Habitual tardiness and disruptiveness in class is very different than the rare GI issue.
In my RN program, doors were only locked during exams. As soon as the first test booklet hit the first desk, every student had to stay put until they handed in the completed answer sheet. I don't remember if the instructors would allow anyone to leave the room in an emergency and them be allowed to resume the test...I doubt it.
Lectures were a different story, however. The building was quite old and the women's restroom was a two-seater. Each class had 30-40 students, so a 10 minute restroom break would definitely pose a problem. We were allowed to quietly slip out of class, do what we had to do, and return to our seats as unobtrusively as possible.
I worked in a large metropolitan hospital for most of my nursing career. We had to have those yearly inservices everyone has (infection control, yadda yadda), and we had them in the hospital auditorium. Doors were locked when it was time for the inservices to start...

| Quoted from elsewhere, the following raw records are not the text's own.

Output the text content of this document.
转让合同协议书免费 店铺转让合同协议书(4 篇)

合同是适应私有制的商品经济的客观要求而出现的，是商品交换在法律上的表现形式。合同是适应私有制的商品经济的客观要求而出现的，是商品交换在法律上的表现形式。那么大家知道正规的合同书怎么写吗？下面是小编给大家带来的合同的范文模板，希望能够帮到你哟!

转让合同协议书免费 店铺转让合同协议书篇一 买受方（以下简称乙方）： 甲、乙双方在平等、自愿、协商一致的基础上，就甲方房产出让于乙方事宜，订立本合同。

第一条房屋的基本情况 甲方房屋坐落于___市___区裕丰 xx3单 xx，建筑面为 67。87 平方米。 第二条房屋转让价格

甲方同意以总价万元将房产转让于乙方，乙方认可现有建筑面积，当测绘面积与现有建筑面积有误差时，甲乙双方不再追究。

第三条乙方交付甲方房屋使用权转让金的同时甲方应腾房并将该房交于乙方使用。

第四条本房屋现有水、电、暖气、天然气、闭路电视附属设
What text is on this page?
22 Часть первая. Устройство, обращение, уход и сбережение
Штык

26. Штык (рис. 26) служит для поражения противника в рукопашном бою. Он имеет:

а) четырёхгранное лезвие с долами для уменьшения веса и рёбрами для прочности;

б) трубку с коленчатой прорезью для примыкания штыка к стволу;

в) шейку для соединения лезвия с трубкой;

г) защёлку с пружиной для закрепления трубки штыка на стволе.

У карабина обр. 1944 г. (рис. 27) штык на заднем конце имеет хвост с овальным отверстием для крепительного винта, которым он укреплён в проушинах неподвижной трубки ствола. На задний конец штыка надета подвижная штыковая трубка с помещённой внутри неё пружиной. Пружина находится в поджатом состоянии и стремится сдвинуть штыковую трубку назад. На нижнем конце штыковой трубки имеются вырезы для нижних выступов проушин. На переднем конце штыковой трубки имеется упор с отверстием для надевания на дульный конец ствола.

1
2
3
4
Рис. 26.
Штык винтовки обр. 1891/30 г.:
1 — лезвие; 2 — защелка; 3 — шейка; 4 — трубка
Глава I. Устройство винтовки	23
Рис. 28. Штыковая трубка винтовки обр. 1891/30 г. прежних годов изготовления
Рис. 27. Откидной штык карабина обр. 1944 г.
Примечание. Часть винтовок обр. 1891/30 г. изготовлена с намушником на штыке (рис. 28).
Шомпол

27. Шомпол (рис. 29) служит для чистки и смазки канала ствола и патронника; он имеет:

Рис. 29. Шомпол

I recently had to attend a mandatory inservice. Despite the class itself starting late, people were wandering in even as late as half-hour after the class started (which means in reality they were 45 minutes late). It was very annoying because it was a small room, so it's not as though they could slip in unnoticed. Plus the instructor stopped every time someone came in. The inservice ended up running over by 30 minutes, which meant some people were late for their shifts.

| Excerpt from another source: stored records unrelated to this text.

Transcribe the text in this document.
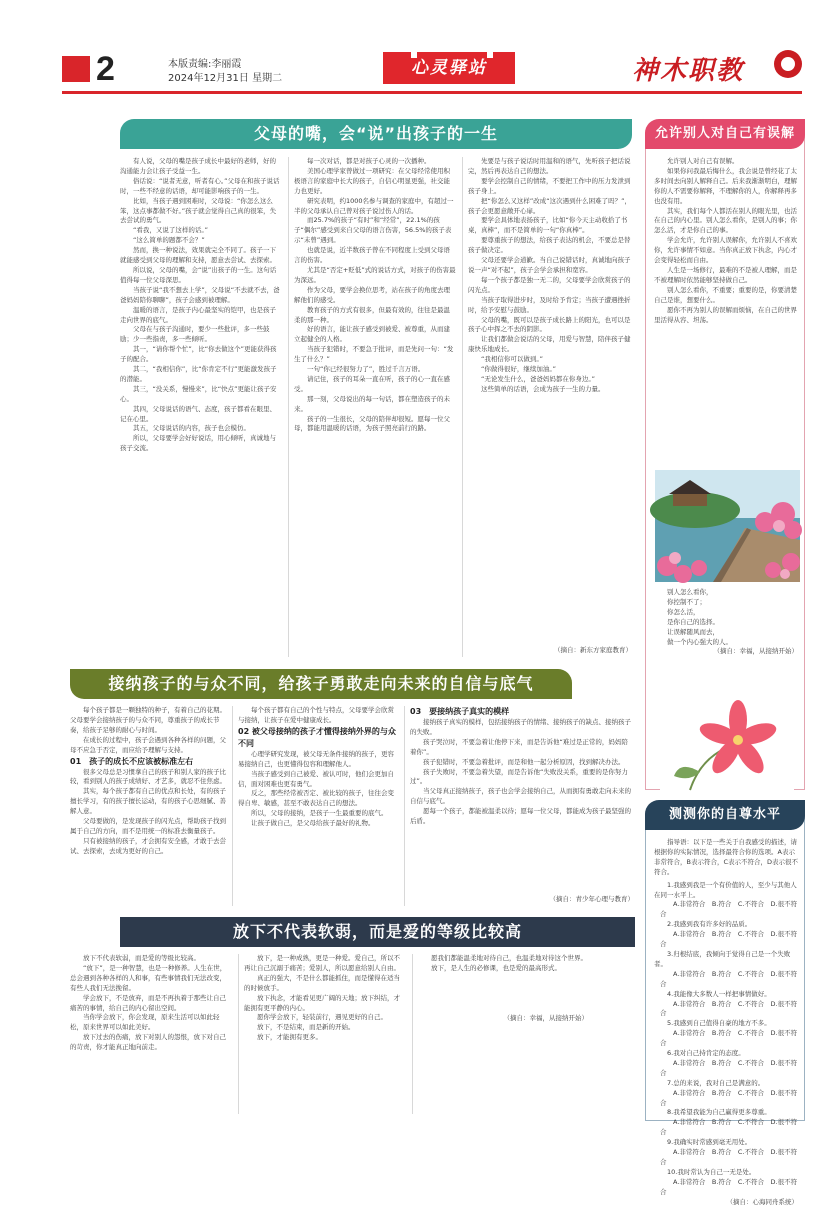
2	本版责编:李丽霞
2024年12月31日 星期二
心灵驿站	神木职教
父母的嘴，会“说”出孩子的一生

有人说，父母的嘴是孩子成长中最好的老师，好的沟通能力会让孩子受益一生。

俗话说：“说者无意，听者有心。”父母在和孩子说话时，一些不经意的话语，却可能影响孩子的一生。

比如，当孩子遇到困难时，父母说：“你怎么这么笨，这点事都做不好。”孩子就会觉得自己真的很笨，失去尝试的勇气。

“看我，又说了这样的话。”

“这么简单的题都不会？”

然而，换一种说法，效果就完全不同了。孩子一下就能感受到父母的理解和支持，愿意去尝试、去探索。

所以说，父母的嘴，会“说”出孩子的一生。这句话值得每一位父母深思。

当孩子说“我不想去上学”，父母说“不去就不去，爸爸妈妈陪你聊聊”，孩子会感到被理解。

温暖的语言，是孩子内心最坚实的铠甲，也是孩子走向世界的底气。

父母在与孩子沟通时，要少一些批评，多一些鼓励；少一些指责，多一些倾听。

其一，“请你帮个忙”，比“你去做这个”更能获得孩子的配合。

其二，“我相信你”，比“你肯定不行”更能激发孩子的潜能。

其三，“没关系，慢慢来”，比“快点”更能让孩子安心。

其四，父母说话的语气、态度，孩子都看在眼里、记在心里。

其五，父母说话的内容，孩子也会模仿。

所以，父母要学会好好说话，用心倾听，真诚地与孩子交流。

每一次对话，都是对孩子心灵的一次播种。

美国心理学家曾做过一项研究：在父母经常使用积极语言的家庭中长大的孩子，自信心明显更强，社交能力也更好。

研究表明，约1000名参与调查的家庭中，有超过一半的父母承认自己曾对孩子说过伤人的话。

而25.7%的孩子“有时”和“经常”，22.1%的孩子“偶尔”感受到来自父母的语言伤害，56.5%的孩子表示“未曾”遇到。

也就是说，近半数孩子曾在不同程度上受到父母语言的伤害。

尤其是“否定+贬低”式的说话方式，对孩子的伤害最为深远。

作为父母，要学会换位思考，站在孩子的角度去理解他们的感受。

教育孩子的方式有很多，但最有效的，往往是最温柔的那一种。

好的语言，能让孩子感受到被爱、被尊重，从而建立起健全的人格。

当孩子犯错时，不要急于批评，而是先问一句：“发生了什么？”

一句“你已经很努力了”，胜过千言万语。

请记住，孩子的耳朵一直在听，孩子的心一直在感受。

那一刻，父母说出的每一句话，都在塑造孩子的未来。

孩子的一生很长，父母的陪伴却很短。愿每一位父母，都能用温暖的话语，为孩子照亮前行的路。

先要是与孩子说话时用温和的语气，先听孩子把话说完，然后再表达自己的想法。

要学会控制自己的情绪，不要把工作中的压力发泄到孩子身上。

把“你怎么又这样”改成“这次遇到什么困难了吗？”，孩子会更愿意敞开心扉。

要学会具体地表扬孩子，比如“你今天主动收拾了书桌，真棒”，而不是简单的一句“你真棒”。

要尊重孩子的想法，给孩子表达的机会，不要总是替孩子做决定。

父母还要学会道歉。当自己说错话时，真诚地向孩子说一声“对不起”，孩子会学会承担和宽容。

每一个孩子都是独一无二的，父母要学会欣赏孩子的闪光点。

当孩子取得进步时，及时给予肯定；当孩子遭遇挫折时，给予安慰与鼓励。

父母的嘴，既可以是孩子成长路上的阳光，也可以是孩子心中挥之不去的阴影。

让我们都做会说话的父母，用爱与智慧，陪伴孩子健康快乐地成长。

“我相信你可以做到。”

“你做得很好，继续加油。”

“无论发生什么，爸爸妈妈都在你身边。”

这些简单的话语，会成为孩子一生的力量。

（摘自：新东方家庭教育）

允许别人对自己有误解

允许别人对自己有误解。

如果你问我最后悔什么，我会说是曾经花了太多时间去向别人解释自己。后来我渐渐明白，理解你的人不需要你解释，不理解你的人，你解释再多也没有用。

其实，我们每个人都活在别人的眼光里，也活在自己的内心里。别人怎么看你，是别人的事；你怎么活，才是你自己的事。

学会允许，允许别人误解你，允许别人不喜欢你，允许事情不如意。当你真正放下执念，内心才会变得轻松而自由。

人生是一场修行，最难的不是被人理解，而是不被理解时依然能够坚持做自己。

别人怎么看你，不重要；重要的是，你要清楚自己是谁，想要什么。

愿你不再为别人的误解而烦恼，在自己的世界里活得从容、坦荡。

别人怎么看你，

你控制不了；

你怎么活，

是你自己的选择。

让误解随风而去，

做一个内心强大的人。

（摘自：幸福，从接纳开始）

接纳孩子的与众不同，给孩子勇敢走向未来的自信与底气

每个孩子都是一颗独特的种子，有着自己的花期。父母要学会接纳孩子的与众不同，尊重孩子的成长节奏，给孩子足够的耐心与时间。

在成长的过程中，孩子会遇到各种各样的问题，父母不应急于否定，而应给予理解与支持。

01　孩子的成长不应该被标准左右

很多父母总是习惯拿自己的孩子和别人家的孩子比较，看到别人的孩子成绩好、才艺多，就忍不住焦虑。

其实，每个孩子都有自己的优点和长处，有的孩子擅长学习，有的孩子擅长运动，有的孩子心思细腻、善解人意。

父母要做的，是发现孩子的闪光点，帮助孩子找到属于自己的方向，而不是用统一的标准去衡量孩子。

只有被接纳的孩子，才会拥有安全感，才敢于去尝试、去探索，去成为更好的自己。

每个孩子都有自己的个性与特点，父母要学会欣赏与接纳，让孩子在爱中健康成长。

02 被父母接纳的孩子才懂得接纳外界的与众不同

心理学研究发现，被父母无条件接纳的孩子，更容易接纳自己，也更懂得包容和理解他人。

当孩子感受到自己被爱、被认可时，他们会更加自信，面对困难也更有勇气。

反之，那些经常被否定、被比较的孩子，往往会变得自卑、敏感，甚至不敢表达自己的想法。

所以，父母的接纳，是孩子一生最重要的底气。

让孩子做自己，是父母给孩子最好的礼物。

03　要接纳孩子真实的模样

接纳孩子真实的模样，包括接纳孩子的情绪、接纳孩子的缺点、接纳孩子的失败。

孩子哭泣时，不要急着让他停下来，而是告诉他“难过是正常的，妈妈陪着你”。

孩子犯错时，不要急着批评，而是和他一起分析原因，找到解决办法。

孩子失败时，不要急着失望，而是告诉他“失败没关系，重要的是你努力过”。

当父母真正接纳孩子，孩子也会学会接纳自己，从而拥有勇敢走向未来的自信与底气。

愿每一个孩子，都能被温柔以待；愿每一位父母，都能成为孩子最坚强的后盾。

（摘自：青少年心理与教育）

测测你的自尊水平

指导语：以下是一些关于自我感受的描述，请根据你的实际情况，选择最符合你的选项。A表示非常符合，B表示符合，C表示不符合，D表示很不符合。

1.我感到我是一个有价值的人，至少与其他人在同一水平上。

A.非常符合　B.符合　C.不符合　D.很不符合

2.我感到我有许多好的品质。

A.非常符合　B.符合　C.不符合　D.很不符合

3.归根结底，我倾向于觉得自己是一个失败者。

A.非常符合　B.符合　C.不符合　D.很不符合

4.我能像大多数人一样把事情做好。

A.非常符合　B.符合　C.不符合　D.很不符合

5.我感到自己值得自豪的地方不多。

A.非常符合　B.符合　C.不符合　D.很不符合

6.我对自己持肯定的态度。

A.非常符合　B.符合　C.不符合　D.很不符合

7.总的来说，我对自己是满意的。

A.非常符合　B.符合　C.不符合　D.很不符合

8.我希望我能为自己赢得更多尊重。

A.非常符合　B.符合　C.不符合　D.很不符合

9.我确实时常感到毫无用处。

A.非常符合　B.符合　C.不符合　D.很不符合

10.我时常认为自己一无是处。

A.非常符合　B.符合　C.不符合　D.很不符合

（摘自：心海同舟系统）

放下不代表软弱，而是爱的等级比较高

放下不代表软弱，而是爱的等级比较高。

“放下”，是一种智慧，也是一种修养。人生在世，总会遇到各种各样的人和事，有些事情我们无法改变，有些人我们无法挽留。

学会放下，不是放弃，而是不再执着于那些让自己痛苦的事情，给自己的内心留出空间。

当你学会放下，你会发现，原来生活可以如此轻松，原来世界可以如此美好。

放下过去的伤痛，放下对别人的怨恨，放下对自己的苛责，你才能真正地向前走。

放下，是一种成熟，更是一种爱。爱自己，所以不再让自己沉溺于痛苦；爱别人，所以愿意给别人自由。

真正的强大，不是什么都能抓住，而是懂得在适当的时候放手。

放下执念，才能看见更广阔的天地；放下纠结，才能拥有更平静的内心。

愿你学会放下，轻装前行，遇见更好的自己。

放下，不是结束，而是新的开始。

放下，才能拥有更多。

愿我们都能温柔地对待自己，也温柔地对待这个世界。

放下，是人生的必修课，也是爱的最高形式。

（摘自：幸福，从接纳开始）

What really annoyed me even more than the interruptions, is that the latecomers received full credit for completing the inservice.

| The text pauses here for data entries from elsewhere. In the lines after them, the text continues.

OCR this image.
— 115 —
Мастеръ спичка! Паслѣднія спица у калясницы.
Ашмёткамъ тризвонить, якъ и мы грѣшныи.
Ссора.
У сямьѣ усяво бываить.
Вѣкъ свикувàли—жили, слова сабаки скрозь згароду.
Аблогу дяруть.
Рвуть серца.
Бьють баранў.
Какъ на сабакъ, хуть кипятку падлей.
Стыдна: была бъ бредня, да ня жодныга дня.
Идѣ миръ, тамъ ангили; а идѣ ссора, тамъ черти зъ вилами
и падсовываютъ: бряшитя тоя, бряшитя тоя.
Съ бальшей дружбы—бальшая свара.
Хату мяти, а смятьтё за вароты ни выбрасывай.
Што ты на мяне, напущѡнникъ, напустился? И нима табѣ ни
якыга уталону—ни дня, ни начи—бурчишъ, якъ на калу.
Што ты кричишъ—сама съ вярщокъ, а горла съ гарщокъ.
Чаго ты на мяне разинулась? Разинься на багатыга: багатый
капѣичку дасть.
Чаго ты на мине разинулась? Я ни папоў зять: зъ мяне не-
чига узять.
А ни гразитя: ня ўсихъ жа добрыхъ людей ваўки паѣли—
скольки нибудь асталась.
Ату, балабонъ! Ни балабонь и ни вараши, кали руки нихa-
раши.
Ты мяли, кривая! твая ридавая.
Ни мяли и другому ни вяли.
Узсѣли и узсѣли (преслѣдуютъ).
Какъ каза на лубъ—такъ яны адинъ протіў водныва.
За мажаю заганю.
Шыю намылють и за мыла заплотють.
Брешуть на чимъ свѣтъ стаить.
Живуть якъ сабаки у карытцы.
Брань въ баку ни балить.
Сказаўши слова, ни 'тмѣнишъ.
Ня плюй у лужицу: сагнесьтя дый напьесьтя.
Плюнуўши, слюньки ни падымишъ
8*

Our professor used to make us write our name on the board when we arrived late, whether it be by seconds or minutes. And not the tiny scribble in the corner type, it had to be visual enough for a glaucoma patient in the back row - 30 feet away type - to read. Some say it was a fate worse than a lock out. Kept us in line knowing your peers would be staring at your name for the next 3 hour lecture, plus we learned about how blind glaucoma patients really can be when each letter of your name is 3+ feet tall. Two birds with one stone. Brilliant professor really.
I am also a college instructor (not in nursing; I'm a nursing student), and I admit that the chronically late students are annoying. Indeed, those students rarely make it through the class, let alone the semester. No, I don't lock the door, but I do deduct the 5 points for lateness as laid out in the syllabus. I am also annoyed by chronically late classmates - seriously, leave earlier. However, the OP wasn't late to class. She spent a little more time in the bathroom than she intended, and found herself locked out of class, away from her personal belongings, which includes medication. I think it's important to remember that the syllabus *isn't* a legal contract; it's pretty much just our defense against a student who is mad that they earned a zero on a late assignment. Had the OP needed her medication, and suffered some type of medical emergency because she did not have the medication, that syllabus wouldn't be worth the paper it's printed on. Lateness should be dealt with individually, and with penalty, just like it is in the workplace.
katloui2471
2 Posts
I am at nursing school in australia, we also have this policy in the first semester. and one educator in our first semester of our second year. As much as I hated it, I agree with it. It always seems to be the same people coming in late. It dose not matter, wether it is morning, middle of the day or in the afternoon, they are always late. I just cannot believe that we are entering our final semester and they are still always late. The same goes when we are on placement.